Eltern können sich nicht über diese Statistik wundern, da sie wahrscheinlich viele Nächte damit verbracht haben, sich um das Schreien eines Babys zu kümmern oder darauf zu warten, dass der Teenager nach Hause kommt. Die verbreitete Ansicht geht davon aus, dass Mütter häufiger an Schlafmangel leiden als Väter, und die neue Studie scheint diese Überzeugung zu unterstützen.

"Ich denke, diese Ergebnisse können die Frauen unterstützen, die sich als erschöpft fühlen", sagt Sullivan.

Für ihre Studie analysierten Sullivan und seine Kollegen Daten aus einer Telefonumfrage unter 5.805 Männern und Frauen unter 45 Jahren aus den Vereinigten Staaten.

Schlafentzug 14% häufiger bei Frauen mit Kindern

Im Rahmen der Telefonumfrage wurden die Teilnehmer gefragt, wie viele Stunden sie jede Nacht schliefen, wie oft sie sich müde fühlten und wie viele Kinder sie im Haushalt hatten.

Als ausreichender Schlaf wurden 7-9 Stunden pro Nacht definiert, während weniger als 6 Stunden Schlaf pro Nacht als unzureichend angesehen wurden.

Verglichen mit Frauen, die keine Kinder im Haushalt hatten, stellte das Team fest, dass Frauen mit Kindern 14 Prozent weniger häufig berichteten, pro Nacht mindestens 7 Stunden Schlaf bekommen zu haben.

Das Schlafentzug verschlechterte sich mit jedem weiteren Kind in einem Haushalt, stellte das Team fest; Jedes weitere Kind war mit einem um 50 Prozent erhöhten Risiko eines unzureichenden Schlafes bei Müttern verbunden.

Frauen mit Kindern im Haushalt waren zudem häufiger tagsüber müde als Frauen ohne Kinder. Frauen mit Kindern gaben an, durchschnittlich 14 Tage im Monat müde zu sein, verglichen mit 11 Tagen bei Kindern ohne Kinder.

Das Schlafverhalten der Männer sei von Kindern im Haushalt nicht betroffen, berichtet das Team.
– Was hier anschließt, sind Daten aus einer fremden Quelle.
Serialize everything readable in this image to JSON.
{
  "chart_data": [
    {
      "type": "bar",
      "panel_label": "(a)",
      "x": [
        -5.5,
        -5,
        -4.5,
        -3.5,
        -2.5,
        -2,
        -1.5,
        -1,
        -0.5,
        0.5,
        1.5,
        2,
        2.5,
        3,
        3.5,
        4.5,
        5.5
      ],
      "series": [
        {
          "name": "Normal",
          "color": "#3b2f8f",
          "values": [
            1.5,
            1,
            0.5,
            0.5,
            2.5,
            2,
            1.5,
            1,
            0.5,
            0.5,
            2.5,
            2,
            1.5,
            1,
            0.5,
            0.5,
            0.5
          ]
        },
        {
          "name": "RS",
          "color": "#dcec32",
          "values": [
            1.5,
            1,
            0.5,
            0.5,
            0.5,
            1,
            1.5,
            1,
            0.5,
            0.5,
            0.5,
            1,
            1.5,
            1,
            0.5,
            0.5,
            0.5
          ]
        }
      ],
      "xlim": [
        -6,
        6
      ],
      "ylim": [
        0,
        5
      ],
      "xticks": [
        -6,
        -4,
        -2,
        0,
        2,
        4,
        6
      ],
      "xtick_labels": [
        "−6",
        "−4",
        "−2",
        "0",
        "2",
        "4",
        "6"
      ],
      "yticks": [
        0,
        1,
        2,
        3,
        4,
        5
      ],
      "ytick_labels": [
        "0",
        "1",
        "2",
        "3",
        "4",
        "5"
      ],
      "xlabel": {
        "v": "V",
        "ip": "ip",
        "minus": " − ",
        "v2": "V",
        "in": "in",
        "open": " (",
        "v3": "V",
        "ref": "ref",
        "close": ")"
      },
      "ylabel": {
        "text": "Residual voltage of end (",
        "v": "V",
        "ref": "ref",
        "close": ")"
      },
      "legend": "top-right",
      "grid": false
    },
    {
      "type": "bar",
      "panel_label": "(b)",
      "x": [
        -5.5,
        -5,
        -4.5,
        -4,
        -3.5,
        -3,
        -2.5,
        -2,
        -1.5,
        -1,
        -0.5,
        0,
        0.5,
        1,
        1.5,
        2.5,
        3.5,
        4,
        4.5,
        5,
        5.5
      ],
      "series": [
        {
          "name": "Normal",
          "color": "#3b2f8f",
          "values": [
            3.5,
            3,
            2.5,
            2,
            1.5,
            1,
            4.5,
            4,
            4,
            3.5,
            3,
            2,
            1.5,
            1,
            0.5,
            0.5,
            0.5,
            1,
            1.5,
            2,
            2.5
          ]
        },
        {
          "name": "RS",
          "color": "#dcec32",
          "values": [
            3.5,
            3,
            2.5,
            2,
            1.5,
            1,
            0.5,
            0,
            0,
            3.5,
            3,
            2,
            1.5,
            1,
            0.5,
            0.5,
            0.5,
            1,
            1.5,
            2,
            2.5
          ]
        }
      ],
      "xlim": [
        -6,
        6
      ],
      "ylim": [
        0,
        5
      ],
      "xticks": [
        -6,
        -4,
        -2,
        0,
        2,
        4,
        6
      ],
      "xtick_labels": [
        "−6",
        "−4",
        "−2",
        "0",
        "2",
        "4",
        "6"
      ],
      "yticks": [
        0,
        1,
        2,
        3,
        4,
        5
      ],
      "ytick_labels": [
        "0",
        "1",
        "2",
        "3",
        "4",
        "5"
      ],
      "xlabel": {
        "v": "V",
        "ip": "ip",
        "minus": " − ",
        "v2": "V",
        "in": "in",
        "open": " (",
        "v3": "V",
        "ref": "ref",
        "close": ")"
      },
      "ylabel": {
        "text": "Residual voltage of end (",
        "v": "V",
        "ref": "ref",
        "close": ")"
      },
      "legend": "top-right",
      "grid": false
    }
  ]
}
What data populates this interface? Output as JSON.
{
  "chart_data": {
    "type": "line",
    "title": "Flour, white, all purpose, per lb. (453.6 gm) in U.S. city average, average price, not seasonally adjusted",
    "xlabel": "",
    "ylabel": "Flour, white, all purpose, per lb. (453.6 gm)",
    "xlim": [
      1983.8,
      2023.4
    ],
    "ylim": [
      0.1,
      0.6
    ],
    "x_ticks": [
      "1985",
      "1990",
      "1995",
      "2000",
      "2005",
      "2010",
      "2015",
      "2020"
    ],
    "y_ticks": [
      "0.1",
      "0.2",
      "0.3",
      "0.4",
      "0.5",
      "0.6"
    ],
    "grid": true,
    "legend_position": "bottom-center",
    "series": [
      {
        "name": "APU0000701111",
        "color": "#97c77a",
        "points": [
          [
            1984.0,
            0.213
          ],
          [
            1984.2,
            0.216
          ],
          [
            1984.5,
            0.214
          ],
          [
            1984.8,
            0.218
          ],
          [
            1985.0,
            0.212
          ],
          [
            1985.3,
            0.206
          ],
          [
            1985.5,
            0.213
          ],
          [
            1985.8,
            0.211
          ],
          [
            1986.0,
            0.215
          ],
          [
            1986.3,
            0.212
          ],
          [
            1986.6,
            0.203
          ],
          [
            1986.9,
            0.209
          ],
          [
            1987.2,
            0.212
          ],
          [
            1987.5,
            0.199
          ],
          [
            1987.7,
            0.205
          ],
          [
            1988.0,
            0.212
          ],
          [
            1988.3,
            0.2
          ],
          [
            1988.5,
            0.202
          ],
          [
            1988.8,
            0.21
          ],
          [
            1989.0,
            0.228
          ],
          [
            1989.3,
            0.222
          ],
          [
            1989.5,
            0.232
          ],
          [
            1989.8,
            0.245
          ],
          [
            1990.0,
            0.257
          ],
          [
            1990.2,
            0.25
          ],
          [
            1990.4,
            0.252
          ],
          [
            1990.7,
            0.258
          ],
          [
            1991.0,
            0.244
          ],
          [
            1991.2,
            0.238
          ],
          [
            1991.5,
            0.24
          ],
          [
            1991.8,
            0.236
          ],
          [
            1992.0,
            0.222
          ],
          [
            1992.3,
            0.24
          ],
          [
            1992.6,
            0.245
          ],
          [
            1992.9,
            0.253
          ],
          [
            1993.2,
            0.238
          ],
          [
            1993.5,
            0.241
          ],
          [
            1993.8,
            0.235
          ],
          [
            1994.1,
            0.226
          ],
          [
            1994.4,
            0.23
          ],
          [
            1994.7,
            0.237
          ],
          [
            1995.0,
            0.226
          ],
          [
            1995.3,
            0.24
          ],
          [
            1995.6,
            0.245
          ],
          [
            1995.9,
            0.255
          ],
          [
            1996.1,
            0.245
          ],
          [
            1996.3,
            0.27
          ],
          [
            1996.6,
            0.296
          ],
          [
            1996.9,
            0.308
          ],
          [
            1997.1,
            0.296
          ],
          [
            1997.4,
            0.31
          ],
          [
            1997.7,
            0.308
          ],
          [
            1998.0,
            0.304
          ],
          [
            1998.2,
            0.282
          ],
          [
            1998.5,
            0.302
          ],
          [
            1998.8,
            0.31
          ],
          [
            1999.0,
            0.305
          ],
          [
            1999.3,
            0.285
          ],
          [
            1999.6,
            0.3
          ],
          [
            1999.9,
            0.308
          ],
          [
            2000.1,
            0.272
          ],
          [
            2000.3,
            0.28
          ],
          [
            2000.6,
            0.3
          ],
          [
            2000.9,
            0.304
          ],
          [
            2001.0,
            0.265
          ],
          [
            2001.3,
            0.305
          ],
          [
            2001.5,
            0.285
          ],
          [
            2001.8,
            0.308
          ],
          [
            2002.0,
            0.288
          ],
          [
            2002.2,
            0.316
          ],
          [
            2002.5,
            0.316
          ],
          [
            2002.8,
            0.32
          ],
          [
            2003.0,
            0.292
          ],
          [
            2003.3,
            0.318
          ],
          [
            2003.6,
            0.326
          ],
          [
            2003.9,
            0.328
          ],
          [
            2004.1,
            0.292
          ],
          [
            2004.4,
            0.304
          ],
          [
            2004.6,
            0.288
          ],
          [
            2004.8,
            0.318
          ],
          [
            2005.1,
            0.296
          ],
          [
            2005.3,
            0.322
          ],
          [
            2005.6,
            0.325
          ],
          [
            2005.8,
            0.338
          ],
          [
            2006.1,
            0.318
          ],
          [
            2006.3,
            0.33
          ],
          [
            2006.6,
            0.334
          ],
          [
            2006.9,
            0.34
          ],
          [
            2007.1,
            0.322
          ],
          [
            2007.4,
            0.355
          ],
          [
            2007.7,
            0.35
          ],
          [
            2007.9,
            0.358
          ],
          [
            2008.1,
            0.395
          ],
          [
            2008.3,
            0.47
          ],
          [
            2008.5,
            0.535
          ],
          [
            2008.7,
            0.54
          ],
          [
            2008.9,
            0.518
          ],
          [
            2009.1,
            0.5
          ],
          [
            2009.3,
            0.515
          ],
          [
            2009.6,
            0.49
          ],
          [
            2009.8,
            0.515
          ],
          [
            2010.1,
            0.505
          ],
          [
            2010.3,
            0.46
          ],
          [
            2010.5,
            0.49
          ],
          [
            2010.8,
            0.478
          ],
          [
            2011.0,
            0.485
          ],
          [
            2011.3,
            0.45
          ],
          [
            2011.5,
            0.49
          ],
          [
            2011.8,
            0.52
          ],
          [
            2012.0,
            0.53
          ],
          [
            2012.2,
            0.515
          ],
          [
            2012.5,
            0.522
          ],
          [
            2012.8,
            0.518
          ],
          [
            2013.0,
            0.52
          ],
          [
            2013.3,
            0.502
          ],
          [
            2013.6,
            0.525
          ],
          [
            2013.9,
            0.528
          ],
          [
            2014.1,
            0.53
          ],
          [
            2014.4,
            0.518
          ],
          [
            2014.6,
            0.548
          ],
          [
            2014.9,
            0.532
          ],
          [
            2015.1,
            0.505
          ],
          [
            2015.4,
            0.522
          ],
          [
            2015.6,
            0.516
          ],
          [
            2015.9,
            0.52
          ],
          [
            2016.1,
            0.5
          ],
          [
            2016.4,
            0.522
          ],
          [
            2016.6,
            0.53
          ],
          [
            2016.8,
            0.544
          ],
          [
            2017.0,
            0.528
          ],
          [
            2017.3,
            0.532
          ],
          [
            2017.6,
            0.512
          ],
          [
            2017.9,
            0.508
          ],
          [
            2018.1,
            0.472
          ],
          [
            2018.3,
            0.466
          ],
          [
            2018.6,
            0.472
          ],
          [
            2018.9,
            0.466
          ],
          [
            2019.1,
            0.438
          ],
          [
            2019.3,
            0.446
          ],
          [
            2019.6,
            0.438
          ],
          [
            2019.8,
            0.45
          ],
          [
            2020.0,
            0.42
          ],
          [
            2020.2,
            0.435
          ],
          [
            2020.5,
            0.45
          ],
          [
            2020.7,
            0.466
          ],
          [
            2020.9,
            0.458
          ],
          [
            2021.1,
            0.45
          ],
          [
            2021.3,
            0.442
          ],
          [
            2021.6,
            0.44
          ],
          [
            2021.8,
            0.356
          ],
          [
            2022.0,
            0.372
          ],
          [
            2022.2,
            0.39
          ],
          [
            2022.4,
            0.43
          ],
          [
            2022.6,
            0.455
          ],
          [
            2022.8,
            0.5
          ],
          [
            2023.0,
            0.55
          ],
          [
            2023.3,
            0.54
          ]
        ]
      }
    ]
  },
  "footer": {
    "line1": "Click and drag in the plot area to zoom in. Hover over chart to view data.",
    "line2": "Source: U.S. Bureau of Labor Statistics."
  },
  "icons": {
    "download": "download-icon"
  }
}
Es ist bekannt, dass Schlafmangel das körperliche und geistige Wohlbefinden negativ beeinflusst und das Risiko für Diabetes, Fettleibigkeit, Herz-Kreislauf-Erkrankungen und Depressionen erhöht.

Die Forscher gehen davon aus, dass ihre Studie Aufschluss darüber gibt, was zum Schlafentzug beiträgt, und ebnet den Weg für neue Strategien, die den Menschen helfen, einen guten Schlaf zu erhalten.

"Genügend Schlaf ist ein Schlüsselelement für die allgemeine Gesundheit und kann Herz, Verstand und Gewicht beeinflussen. Es ist wichtig zu lernen, was die Menschen davon abhält, den Rest zu bekommen, den sie brauchen, damit wir auf eine bessere Gesundheit hinarbeiten können."

Kelly Sullivan, Ph.D.

Lesen Sie, wie das Schlafen für mehr als 9 Stunden pro Nacht das Risiko für Demenz erhöht.